Scheduling. ALSA is based on a “period”, which is fixed for the whole of ALSA: when a period has passed, ALSA wakes up the program to supply more data. Period can’t be made too large because it adds latency. So there will be many wake-ups. PulseAudio turns this around and wakes up on a timer to fill the buffer. The advantage is that you can configure the latency dynamically, very fine-grained.

Flash File System Benchmarks – Michael Opdenacker, Free Electrons

Many flash file systems, which one to choose?

  • jffs2: today’s standard. Long mount time, but can be reduced with an index. Compresses.
  • yaffs2: fully featured, but not in mainline yet. Fast mount time.
  • ubi/ubifs: separate management of erase blocks and wear levelling from filesystem.
  • logfs: didn’t manage to get it to work (unmount).
  • squashfs: doesn’t support bad blocks, so it breaks down even if you don’t write. So put it on top of UBI – only then you need the mtdblock layer in-between, which is bad for performance. There seem to be some patches out there to make a ubiblock device.
  • nftl: direct block device access to NAND. Don’t use.

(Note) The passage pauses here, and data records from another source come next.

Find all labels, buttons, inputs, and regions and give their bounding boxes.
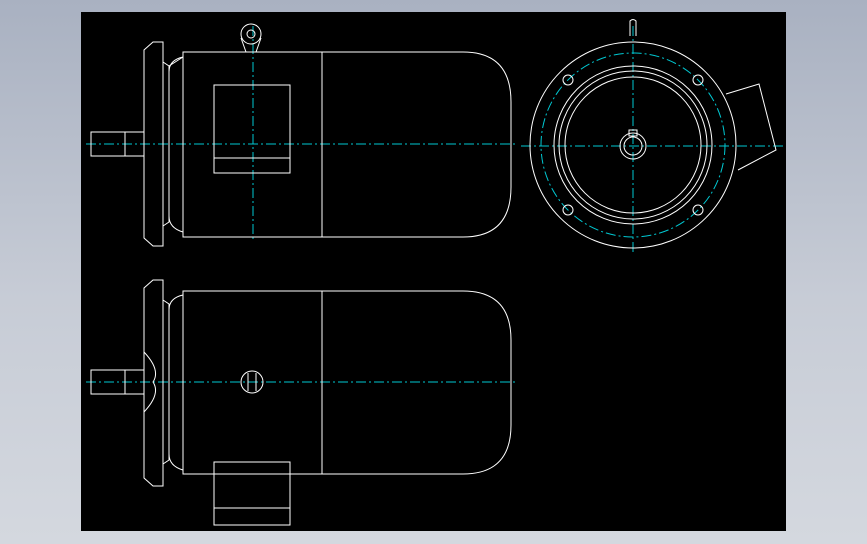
end-view: [521, 19, 783, 252]
side-view-bottom: [86, 279, 516, 526]
flange-outline: [529, 41, 737, 249]
terminal-box: [213, 84, 291, 174]
lifting-eye: [240, 23, 262, 53]
cad-viewport[interactable]: [81, 12, 786, 531]
terminal-box: [213, 461, 291, 526]
side-view-top: [86, 23, 516, 247]
terminal-box-end: [725, 83, 777, 171]
motor-drawing: [86, 19, 783, 526]
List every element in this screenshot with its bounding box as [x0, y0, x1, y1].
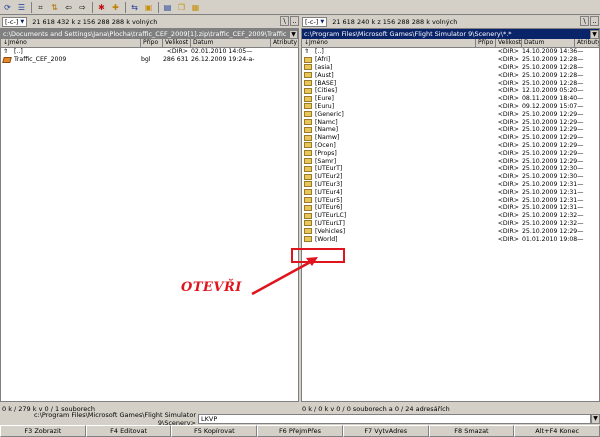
- annotation-text: OTEVŘI: [181, 280, 242, 295]
- highlight-box: [291, 248, 345, 263]
- annotation-overlay: [251, 248, 345, 296]
- arrow-line: [251, 258, 315, 296]
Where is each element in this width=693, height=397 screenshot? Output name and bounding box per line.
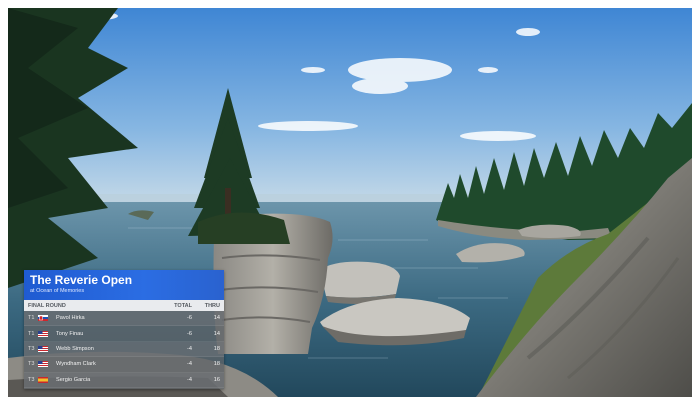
game-viewport: The Reverie Open at Ocean of Memories FI…: [8, 8, 692, 397]
usa-flag-icon: [38, 345, 48, 352]
player-thru: 18: [213, 345, 220, 352]
player-name: Sergio Garcia: [56, 376, 91, 383]
usa-flag-icon: [38, 361, 48, 368]
position: T3: [28, 361, 35, 368]
leaderboard-rows: T1 Pavol Hirka -6 14 T1 Tony Finau -6 14…: [24, 311, 224, 388]
player-name: Wyndham Clark: [56, 361, 96, 368]
leaderboard-panel: The Reverie Open at Ocean of Memories FI…: [24, 270, 224, 389]
position: T3: [28, 376, 35, 383]
total-column-header: TOTAL: [174, 302, 192, 309]
tournament-title: The Reverie Open: [30, 273, 133, 287]
slovakia-flag-icon: [38, 315, 48, 322]
position: T1: [28, 315, 35, 322]
player-thru: 14: [213, 315, 220, 322]
leaderboard-header: The Reverie Open at Ocean of Memories: [24, 270, 224, 300]
thru-column-header: THRU: [204, 302, 220, 309]
leaderboard-row: T3 Wyndham Clark -4 18: [24, 357, 224, 373]
player-name: Pavol Hirka: [56, 315, 85, 322]
leaderboard-row: T3 Sergio Garcia -4 16: [24, 372, 224, 388]
leaderboard-row: T1 Tony Finau -6 14: [24, 326, 224, 342]
player-name: Tony Finau: [56, 330, 84, 337]
position: T3: [28, 345, 35, 352]
position: T1: [28, 330, 35, 337]
player-total: -6: [187, 315, 192, 322]
leaderboard-row: T1 Pavol Hirka -6 14: [24, 311, 224, 327]
player-thru: 18: [213, 361, 220, 368]
tournament-venue: at Ocean of Memories: [30, 288, 85, 294]
player-name: Webb Simpson: [56, 345, 94, 352]
player-thru: 16: [213, 376, 220, 383]
round-label: FINAL ROUND: [28, 302, 66, 309]
player-total: -4: [187, 376, 192, 383]
player-total: -6: [187, 330, 192, 337]
player-thru: 14: [213, 330, 220, 337]
leaderboard-column-headers: FINAL ROUND TOTAL THRU: [24, 300, 224, 311]
usa-flag-icon: [38, 330, 48, 337]
leaderboard-row: T3 Webb Simpson -4 18: [24, 341, 224, 358]
spain-flag-icon: [38, 376, 48, 383]
player-total: -4: [187, 361, 192, 368]
player-total: -4: [187, 345, 192, 352]
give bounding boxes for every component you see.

Since presentation at ELC-E 2008, free-electrons got an CELF sponsorship to make automated, regular tests of the different filesystems and make the tests more reliable. Debian squeeze armel rootfs. Scripts to send commands to the boards over serial. Timings use ‘time’ around the script.

Results: see the slides. Differences in boot time are not huge, except that jffs2 mount time is much larger. Read and write time for jffs2 is very bad for large partitions. Remove time (directory manipulations) is surprisingly high for yaffs2.

Conlusions: jffs2 is good for small partitions (compression!). Between ubifs and yaffs2, the jury is still out. Right now it looks like ubi is better for large partitions, but this may change.

YAFFS – Wookey / Charles Manning

YAFFS was the first NAND flash filesystem, log structured. With larger devices, the original design became inefficient, so in came YAFFS2. Checkpointing was added later to avoid long mount times. Exists in many operating systems because the code is split into a generic layer with on OS-specific layer on top. This allows the development to happen in userspace, without actual flash.

Since some serious bugs were discovered in 2008, a lot of testing was added (on simulated flash). Includes simulation of firmware update with power failure. Since then stability has improved a lot.

Recent improvements:

  • Garbage collection now works in the background instead of on every write.
  • Tuning garbage collection has become easier, by keeping track of free space (unused pages) and erased space. Only erased page can be used immediately. Based on these, have fast GC if there is a big difference and slow GC when the difference becomes smaller.
  • Block refreshing: NAND bits degrade over time if not rewritten. Therefore, also old blocks are refreshed (as a side-effect of GC).

YAFFS is 9 years old but still not mainlined. There is now sponsorship to get it mainlined.